Time complexity for merging two sorted arrays of size n and m
Just going through this problem myself, and the Big O is not O(m+n)
, it's actually just O(n)
.
Here's why in Pseudo Code: (NOTE: I wrote this code to handle the cases of m > n or m == n)
Merging sorted arrays A and B into C.
let ints 'i' and 'j' and 'k' = 0
while(i < A.length && j < B.length){
if(A[i] < B[j]){
C[k] = A[i]
i++
} else {
C[k] = B[j]
j++
}
k++
}
// Copies rest of A into C if A.len > B.len
while(i < A.length){
C[k] = A[i]
k++
i++
}
// Copies rest of B into C if A.len < B.len
while(j < B.length){
C[k] = B[j]
k++
j++
}
return C
Now all we know is that array of length n is larger than array of length m. This means there's a possibility that every element in array of length m could be greater than every element in array of length n, even though n > m (such as A[2,3,4,5,6]
and B[7,8,9]
), we don't know, it doesn't matter. The first loop will iterate until i
or j
is equal to the length of their respective arrays, then only one of the next two while loops will run until the rest of A or B is added to C.
So it can be seen how you end up with O(m+n)
, however, Big O typically handles worst case runtime, therefore we know that we'll iterate over the array of length n more times than m, regardless of the makeup of the elements inside the arrays, so m will always be less than n. So we drop the m to get O(n)
.
This is because n could equal infinity, and therefore since that's a possibility, then we know for a fact that m could never be infinity, and by definition must be less than infinity, and therefore by further definition has a constant value less than n (since it stops growing to infinity at some point, as only n can be infinite). And since we drop constants when determining the Big O runtime, we get O(n)
.
Obviously I'm several years late to the party, lol, but I hope that clears up the air for anyone else that may come across this in the future :)
The time to merge two sorted lists is definitely not O(m log n). It is O(n+m).

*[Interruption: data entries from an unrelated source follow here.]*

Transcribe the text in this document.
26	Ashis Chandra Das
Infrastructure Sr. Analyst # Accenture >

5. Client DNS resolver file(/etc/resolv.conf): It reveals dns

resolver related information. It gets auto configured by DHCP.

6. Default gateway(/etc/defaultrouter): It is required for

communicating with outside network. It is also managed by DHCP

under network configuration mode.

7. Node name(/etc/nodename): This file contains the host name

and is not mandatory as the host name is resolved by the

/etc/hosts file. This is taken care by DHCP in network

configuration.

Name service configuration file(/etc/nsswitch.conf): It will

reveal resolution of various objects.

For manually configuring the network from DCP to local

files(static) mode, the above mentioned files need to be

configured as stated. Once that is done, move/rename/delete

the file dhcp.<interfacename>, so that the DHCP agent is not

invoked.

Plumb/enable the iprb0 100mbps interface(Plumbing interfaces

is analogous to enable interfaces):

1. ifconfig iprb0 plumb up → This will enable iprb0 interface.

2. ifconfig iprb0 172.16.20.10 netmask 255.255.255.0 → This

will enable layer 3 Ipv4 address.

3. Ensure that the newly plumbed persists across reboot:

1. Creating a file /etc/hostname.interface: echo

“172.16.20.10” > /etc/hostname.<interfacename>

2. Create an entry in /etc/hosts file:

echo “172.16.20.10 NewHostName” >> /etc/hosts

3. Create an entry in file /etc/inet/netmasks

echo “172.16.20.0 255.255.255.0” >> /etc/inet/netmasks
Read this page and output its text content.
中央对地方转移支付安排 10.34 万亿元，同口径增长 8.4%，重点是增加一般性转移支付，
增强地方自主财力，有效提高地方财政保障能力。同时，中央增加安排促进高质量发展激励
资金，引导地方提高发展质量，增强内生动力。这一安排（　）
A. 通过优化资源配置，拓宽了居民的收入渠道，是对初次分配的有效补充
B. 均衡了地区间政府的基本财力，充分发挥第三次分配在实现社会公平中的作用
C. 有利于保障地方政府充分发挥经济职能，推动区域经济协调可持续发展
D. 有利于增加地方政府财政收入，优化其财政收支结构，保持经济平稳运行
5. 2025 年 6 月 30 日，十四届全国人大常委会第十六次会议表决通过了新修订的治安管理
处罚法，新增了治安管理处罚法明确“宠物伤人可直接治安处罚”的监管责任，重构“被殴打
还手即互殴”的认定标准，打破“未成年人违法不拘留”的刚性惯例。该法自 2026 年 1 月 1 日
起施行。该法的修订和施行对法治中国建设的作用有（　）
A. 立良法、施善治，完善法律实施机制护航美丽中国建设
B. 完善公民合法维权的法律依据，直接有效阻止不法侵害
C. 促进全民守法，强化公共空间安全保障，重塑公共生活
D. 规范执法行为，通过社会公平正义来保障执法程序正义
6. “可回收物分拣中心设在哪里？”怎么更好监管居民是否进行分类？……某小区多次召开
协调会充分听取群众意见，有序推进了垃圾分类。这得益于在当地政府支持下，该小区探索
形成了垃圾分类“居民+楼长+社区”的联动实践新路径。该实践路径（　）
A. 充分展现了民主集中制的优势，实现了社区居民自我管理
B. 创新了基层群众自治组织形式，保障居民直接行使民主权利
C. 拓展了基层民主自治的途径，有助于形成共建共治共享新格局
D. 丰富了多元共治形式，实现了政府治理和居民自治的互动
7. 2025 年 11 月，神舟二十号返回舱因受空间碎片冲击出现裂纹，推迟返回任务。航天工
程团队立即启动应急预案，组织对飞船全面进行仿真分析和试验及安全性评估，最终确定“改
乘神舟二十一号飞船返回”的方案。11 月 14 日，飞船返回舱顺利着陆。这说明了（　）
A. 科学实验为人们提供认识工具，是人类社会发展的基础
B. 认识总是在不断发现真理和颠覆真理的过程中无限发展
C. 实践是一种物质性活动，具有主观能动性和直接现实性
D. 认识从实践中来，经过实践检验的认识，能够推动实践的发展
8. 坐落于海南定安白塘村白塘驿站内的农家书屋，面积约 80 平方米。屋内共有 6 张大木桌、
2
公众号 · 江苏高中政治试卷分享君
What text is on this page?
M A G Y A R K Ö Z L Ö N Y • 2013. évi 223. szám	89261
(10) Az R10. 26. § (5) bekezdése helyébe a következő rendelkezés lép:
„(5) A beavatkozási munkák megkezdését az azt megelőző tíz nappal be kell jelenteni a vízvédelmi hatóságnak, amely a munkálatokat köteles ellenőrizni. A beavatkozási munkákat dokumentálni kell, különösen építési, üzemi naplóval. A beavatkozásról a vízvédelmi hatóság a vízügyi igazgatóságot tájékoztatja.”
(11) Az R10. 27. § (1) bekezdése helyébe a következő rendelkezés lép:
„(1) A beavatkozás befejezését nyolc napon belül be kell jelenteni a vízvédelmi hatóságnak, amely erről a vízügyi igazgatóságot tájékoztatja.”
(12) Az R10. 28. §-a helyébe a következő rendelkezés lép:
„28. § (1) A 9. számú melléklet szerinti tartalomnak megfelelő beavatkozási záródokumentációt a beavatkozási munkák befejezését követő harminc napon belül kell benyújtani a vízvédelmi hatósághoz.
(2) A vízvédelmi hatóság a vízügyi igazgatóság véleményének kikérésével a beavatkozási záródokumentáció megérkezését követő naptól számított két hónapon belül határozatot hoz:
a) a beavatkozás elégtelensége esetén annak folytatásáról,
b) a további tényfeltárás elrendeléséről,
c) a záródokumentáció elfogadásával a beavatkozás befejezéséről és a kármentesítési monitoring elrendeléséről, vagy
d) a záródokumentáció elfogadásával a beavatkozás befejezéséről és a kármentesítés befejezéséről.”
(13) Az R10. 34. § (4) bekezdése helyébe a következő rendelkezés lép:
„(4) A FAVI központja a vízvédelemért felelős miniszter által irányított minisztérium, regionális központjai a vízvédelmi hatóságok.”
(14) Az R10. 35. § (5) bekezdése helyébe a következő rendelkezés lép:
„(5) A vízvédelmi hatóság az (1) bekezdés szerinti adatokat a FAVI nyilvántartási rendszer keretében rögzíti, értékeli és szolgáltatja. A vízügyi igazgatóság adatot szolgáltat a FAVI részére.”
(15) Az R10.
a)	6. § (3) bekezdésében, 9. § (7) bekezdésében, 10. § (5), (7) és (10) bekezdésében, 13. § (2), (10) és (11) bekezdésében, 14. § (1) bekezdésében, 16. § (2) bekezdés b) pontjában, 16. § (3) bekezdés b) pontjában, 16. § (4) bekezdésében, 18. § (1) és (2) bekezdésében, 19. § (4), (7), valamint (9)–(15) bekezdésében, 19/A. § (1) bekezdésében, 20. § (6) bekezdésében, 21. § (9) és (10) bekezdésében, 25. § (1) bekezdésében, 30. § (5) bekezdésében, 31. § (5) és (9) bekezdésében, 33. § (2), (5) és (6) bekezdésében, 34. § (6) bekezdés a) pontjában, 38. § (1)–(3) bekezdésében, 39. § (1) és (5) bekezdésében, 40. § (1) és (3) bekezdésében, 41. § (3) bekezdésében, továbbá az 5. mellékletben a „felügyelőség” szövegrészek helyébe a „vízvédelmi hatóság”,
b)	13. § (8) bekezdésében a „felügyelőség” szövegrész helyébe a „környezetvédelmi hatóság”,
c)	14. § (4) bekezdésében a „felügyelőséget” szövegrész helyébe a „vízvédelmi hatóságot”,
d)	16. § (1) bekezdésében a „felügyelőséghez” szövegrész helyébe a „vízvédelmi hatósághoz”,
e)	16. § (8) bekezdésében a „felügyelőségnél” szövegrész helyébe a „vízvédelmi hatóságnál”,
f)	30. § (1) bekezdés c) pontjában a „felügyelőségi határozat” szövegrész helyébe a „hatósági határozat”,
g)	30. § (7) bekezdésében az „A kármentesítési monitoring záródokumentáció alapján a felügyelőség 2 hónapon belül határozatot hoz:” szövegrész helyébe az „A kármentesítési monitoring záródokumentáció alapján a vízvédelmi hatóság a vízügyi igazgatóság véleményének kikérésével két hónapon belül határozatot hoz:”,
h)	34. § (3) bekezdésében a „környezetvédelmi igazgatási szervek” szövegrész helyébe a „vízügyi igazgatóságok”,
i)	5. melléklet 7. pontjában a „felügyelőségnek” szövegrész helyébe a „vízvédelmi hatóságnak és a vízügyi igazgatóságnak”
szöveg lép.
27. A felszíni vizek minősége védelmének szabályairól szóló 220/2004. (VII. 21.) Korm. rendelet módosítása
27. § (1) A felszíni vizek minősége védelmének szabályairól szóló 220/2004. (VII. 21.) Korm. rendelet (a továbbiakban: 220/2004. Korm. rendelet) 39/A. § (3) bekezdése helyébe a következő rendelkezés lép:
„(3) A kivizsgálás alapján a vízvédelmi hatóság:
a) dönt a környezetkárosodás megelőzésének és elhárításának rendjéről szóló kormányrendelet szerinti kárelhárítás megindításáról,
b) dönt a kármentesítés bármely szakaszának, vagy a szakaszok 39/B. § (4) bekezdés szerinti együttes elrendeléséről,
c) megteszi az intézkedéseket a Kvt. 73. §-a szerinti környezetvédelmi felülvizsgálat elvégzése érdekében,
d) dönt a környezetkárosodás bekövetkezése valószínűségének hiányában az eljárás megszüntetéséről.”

The code looks something like this:
allocate c with length n+m
i = 1
j = 1
while i < n or j < m
if i = n
copy rest of b into c
break
if j = m
copy rest of a into c
break
if a[i] < b[j]
copy a[i] into c
i=i+1
continue
Else #b[j] =< a[i]
copy b[j] into c
j=j+1
continue
Now if we don't have enough memory to allocate c this can be modified to still be O(n+m) time as most hardware (both RAM and hard disks for instance) allow for block operations. when we need to insert a single item into the middle of the array it is a single operation to move the tail end of the block over one to make room. If you were on hardware that didn't allow this then you'd perhaps have O(n) for each insert, which would then be O(n+mn) complexity. Since we only need to insert elements of the smaller array into the larger we never need to shift pieces of the larger array when the element from that one is already in the right place. Hence, the n stays the same and the complexity of the m-bit is increased. This is worst case shown when all of array b with length m is properly placed in front of array a of length n.
Edit: changed last if to else and made original if logic into a comment and added and equal sign to cover that case. Psuedocode not intended to be optimized.